DURUB-İ EMSAL-İ TÜRKİYE veya ATALAR SÖZÜ (Tekezade M. Sait)
1311 (1895)'de yayımlanan ve içinde 5742 söz bulunan bu
eserin önsözünde konu ile ilgili olarak yalnız şunlar söylenmektedir:
Şu risalenin havi olduğu durub-i emsalden her ahlak beşeriyye ve fezail-i
tabiiyye nokta-i nazarından bakılır ise birer düstur-i ibrettir. Bu
mülahaza, hemcinsinden bazılarının ve belki de birçoğunun hadim-i istifadesi
olacağına dair muharrir-i acize bir ıtminan vermektedir.
1-
Düstur-i ibret sözü de hikmet-ül-avam gibi eksik bir tanımdır.

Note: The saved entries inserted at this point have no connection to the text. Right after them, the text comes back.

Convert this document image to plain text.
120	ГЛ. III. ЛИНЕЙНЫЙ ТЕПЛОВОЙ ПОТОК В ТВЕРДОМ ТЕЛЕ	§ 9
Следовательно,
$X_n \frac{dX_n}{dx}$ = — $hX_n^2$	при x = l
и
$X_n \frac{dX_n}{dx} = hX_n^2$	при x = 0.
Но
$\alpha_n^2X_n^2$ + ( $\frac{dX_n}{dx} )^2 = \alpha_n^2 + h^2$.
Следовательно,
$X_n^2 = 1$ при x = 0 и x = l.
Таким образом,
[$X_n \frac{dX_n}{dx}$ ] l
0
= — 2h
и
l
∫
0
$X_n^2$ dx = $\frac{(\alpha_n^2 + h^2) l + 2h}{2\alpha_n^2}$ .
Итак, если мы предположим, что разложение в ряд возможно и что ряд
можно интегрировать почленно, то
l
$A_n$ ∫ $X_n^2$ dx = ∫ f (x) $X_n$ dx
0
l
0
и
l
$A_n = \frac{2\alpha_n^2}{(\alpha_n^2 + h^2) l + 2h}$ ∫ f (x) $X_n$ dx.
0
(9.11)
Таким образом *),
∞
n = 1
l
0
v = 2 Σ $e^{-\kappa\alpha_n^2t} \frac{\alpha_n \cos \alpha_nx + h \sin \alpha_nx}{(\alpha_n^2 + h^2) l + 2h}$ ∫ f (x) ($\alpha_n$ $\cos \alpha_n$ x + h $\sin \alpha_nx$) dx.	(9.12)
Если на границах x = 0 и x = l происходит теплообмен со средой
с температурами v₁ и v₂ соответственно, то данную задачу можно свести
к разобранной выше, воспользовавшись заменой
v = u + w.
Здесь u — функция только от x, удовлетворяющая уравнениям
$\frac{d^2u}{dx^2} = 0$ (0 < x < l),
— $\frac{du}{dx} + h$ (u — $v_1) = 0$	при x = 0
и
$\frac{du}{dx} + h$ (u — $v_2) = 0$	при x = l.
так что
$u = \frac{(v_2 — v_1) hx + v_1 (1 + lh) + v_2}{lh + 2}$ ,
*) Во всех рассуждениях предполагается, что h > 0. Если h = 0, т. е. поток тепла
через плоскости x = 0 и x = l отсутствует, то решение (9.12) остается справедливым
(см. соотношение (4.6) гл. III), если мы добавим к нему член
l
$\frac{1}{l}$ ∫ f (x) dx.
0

Atasözlerinin özelliklerini yukarıda (Bkz. 1, A, B) gösterdiğimiz için
burada sadece onları anımsatmakla yetineceğiz.
2-
Eserin adı Atalar Sözü olmasına karşın kitaba atasözlerinden başka pek çok
deyimle ne atasözü ne deyim olan birçok söz karıştırılmış ve hepsi alfabe
sırasıyla verilmiştir. Bunlardan -niteliklerine göre kendimiz sınıflandırarak
örnekler veriyoruz.
Atasözlerinden örnekler:
At ölür meydan kalır, yiğit ölür şan kalır.
Alet işler el öğünür.
Sabrın sonu selamettir.
Yürük at yemini artırır.
Garip kuşun yuvasını Allah yapar.
Deyimlerden örnekler:
Kulağı kirişte - Kalbur üstüne gelen - Balık kavağa çıkınca - Kabak tadı
verdi - Sermayeyi kediye yükletti - At alan Üsküdar'ı geçti.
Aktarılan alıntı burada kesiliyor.